Sharief is ten years old and he’s a fishermen. Taking the old phrase “feed a man a fish you feed him for a day, teach a man to fish you feed him for life”, Sharief learned how to become a fishermen at a very early age. Every night he, using the same equipment and putting in the same hours as adults, fishes in his village. His income? 30 cents (on a good day).
So, with the knowledge of fishing not being enough to survive, Sharief decided to put his entrepreneurial and hardworking spirit to even further use by investing in a rickshaw. Most days he rides the rickshaw himself and earns a fare from passengers. On other days, he rents out the rickshaw and earns money from rental fees. With these two jobs, do you know how much he earns? About 50 cents (or 60 cents on a really good day).
It’s stories like this – and a reality that breaks all our tired old cliches – which is why I to work on this project.
To be clear: I don’t do this project for a sense of self-satisfaction. Indeed, I was more self-satisfied sponsoring children from afar when I didn’t have to be confronted in the immense reality on the ground. Nor is it to fill some void in my life – as more skeptical people have claimed. Indeed, if I wanted to fill a void, should I really have removed myself from my friends, my family, and all the hobbies and interests that I had?
The reason I do this project is because there is a reality on the ground most of us cannot fully comprehend until we see it with our own eyes. There is a discussion about global poverty that needs to change before we can end it. Even if you spend your whole life reading every academic piece there is on this issue (as I have spent much of my life doing), there are still stories and viewpoints left untold and unshared.
What this project has taught me is that those that who say “unless you do _______ what you are doing is totally useless” are always wrong. It doesn’t matter if that person is in favor of direct aid, spurring entrepreneurship, or is an extremist advocating some sort of Che Guevara-style world revolution. There is no one path to ending extreme poverty. Anyone who says otherwise is simply trying to marginalize perspectives they disagree with.
More importantly, reducing the fight against global poverty to a cliche is insulting not just those trying to help, but its also insulting to those in need. The people I have met in Bangladesh are some of the most industrious, hardworking, and intelligent people I’ve ever met. They don’t need to be taught how to fish – instead, they need an opportunity to break the cycle of poverty.
A mosquito net may only protect a family for as long as it lasts (and if it’s a PermaNet that means a min of 5 years).

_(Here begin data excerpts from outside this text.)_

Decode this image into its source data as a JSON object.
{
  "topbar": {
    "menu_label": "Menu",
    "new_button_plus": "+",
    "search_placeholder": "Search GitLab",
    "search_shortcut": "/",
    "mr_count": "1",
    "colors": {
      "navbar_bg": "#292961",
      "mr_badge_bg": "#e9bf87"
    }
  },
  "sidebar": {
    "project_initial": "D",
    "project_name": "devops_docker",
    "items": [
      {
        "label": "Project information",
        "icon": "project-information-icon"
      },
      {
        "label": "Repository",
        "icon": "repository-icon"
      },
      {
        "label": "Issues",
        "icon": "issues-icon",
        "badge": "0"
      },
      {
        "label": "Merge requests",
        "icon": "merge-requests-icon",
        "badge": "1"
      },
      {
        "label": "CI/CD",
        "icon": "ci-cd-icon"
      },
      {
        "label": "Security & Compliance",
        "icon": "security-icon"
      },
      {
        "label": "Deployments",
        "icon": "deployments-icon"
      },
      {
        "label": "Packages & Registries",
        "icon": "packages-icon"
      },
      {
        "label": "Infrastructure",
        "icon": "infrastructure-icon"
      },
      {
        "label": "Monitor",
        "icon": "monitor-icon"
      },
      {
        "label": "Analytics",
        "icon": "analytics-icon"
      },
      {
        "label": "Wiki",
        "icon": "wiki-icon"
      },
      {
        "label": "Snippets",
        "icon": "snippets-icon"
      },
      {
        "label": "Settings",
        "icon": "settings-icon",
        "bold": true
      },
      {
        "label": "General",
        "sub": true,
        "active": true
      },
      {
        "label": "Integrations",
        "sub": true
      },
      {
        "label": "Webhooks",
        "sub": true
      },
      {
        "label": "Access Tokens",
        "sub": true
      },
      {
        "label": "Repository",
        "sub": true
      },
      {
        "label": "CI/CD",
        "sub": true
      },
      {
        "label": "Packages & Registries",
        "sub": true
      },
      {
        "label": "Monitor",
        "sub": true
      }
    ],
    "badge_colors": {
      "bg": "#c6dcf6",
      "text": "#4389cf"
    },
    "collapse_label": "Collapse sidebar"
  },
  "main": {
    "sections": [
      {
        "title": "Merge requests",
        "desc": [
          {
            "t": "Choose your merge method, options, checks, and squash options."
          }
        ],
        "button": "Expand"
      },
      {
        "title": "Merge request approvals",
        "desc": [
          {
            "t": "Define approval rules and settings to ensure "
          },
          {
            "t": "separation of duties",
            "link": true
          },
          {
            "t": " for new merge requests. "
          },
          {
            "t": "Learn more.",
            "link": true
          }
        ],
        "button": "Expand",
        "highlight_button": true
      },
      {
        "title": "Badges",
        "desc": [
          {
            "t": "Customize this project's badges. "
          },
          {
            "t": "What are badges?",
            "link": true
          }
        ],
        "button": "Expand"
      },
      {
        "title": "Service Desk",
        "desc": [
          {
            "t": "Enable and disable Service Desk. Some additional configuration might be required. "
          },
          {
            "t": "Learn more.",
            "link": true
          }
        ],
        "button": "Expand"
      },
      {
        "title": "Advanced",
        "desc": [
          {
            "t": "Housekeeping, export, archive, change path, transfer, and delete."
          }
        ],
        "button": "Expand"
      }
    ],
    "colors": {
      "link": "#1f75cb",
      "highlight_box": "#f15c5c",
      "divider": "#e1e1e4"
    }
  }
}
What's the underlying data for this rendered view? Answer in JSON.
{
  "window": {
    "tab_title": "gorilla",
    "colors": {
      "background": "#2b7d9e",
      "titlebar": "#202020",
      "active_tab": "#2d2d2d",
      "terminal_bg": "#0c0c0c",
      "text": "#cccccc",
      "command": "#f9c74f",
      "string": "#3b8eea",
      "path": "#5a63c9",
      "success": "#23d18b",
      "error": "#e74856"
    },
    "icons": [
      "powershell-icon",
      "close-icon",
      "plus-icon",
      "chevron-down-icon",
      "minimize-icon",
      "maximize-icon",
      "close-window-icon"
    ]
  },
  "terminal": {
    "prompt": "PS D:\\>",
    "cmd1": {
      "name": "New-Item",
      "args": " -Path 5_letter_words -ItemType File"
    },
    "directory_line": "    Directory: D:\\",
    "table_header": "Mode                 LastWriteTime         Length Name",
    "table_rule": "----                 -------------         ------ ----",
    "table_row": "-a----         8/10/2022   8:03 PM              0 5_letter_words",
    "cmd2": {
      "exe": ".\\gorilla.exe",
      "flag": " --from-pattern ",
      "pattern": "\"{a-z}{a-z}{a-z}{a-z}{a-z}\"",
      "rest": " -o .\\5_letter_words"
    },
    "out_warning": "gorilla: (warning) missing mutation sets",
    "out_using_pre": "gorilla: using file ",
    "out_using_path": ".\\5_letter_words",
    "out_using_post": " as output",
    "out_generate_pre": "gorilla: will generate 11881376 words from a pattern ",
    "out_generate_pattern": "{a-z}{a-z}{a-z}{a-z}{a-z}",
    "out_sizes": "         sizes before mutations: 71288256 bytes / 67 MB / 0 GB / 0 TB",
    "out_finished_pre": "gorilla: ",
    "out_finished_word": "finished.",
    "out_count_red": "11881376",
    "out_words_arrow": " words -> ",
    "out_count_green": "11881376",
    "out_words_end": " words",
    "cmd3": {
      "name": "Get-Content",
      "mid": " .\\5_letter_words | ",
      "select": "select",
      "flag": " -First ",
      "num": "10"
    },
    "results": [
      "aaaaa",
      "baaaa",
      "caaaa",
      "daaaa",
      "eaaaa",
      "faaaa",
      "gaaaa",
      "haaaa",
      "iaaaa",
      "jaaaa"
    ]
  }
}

But everyday they sleep under that net, they have the opportunity of living a life free from malaria. Everyday a villager drinks from a Pond Sand Filter, is a day with the opportunity of not having to take a loan (or waste their meager savings) buying medication to get rid of the newest water-borne illness they could have otherwise contracted.
What some see as “hand outs” or “totally useless things” I see as opportunities. Opportunities people can then use to further improve their circumstances on their own.
For example,when I gave the son of a young rickshaw driver the books needed for him to stay in school and enter the ninth grade, I helped him ensure he gets the literacy skills needed to command a high paying job. Even if he drops out the very next year, he’d be more educated than 60-70% of the entire country. But, by buying him brand spanking new textbooks, I put him in a position where he could resell those books after grade nine and use the proceeds to buy used textbooks (by himself) in grade ten.
My job, a charity’s job, or any concerned citizen’s job isn’t to provide a top-to-bottom solution for the poor. We aren’t suppose to hold their hands and build their life for those we help. Hell – I think we’d be resented by all if we even tried! Our obligation is to do enough to break them out of the cycle of poverty. We do that by creating opportunities. This includes the opportunity to live free from malaria, free from water borne illnesses, and in a position for them to better their own lives… by themselves.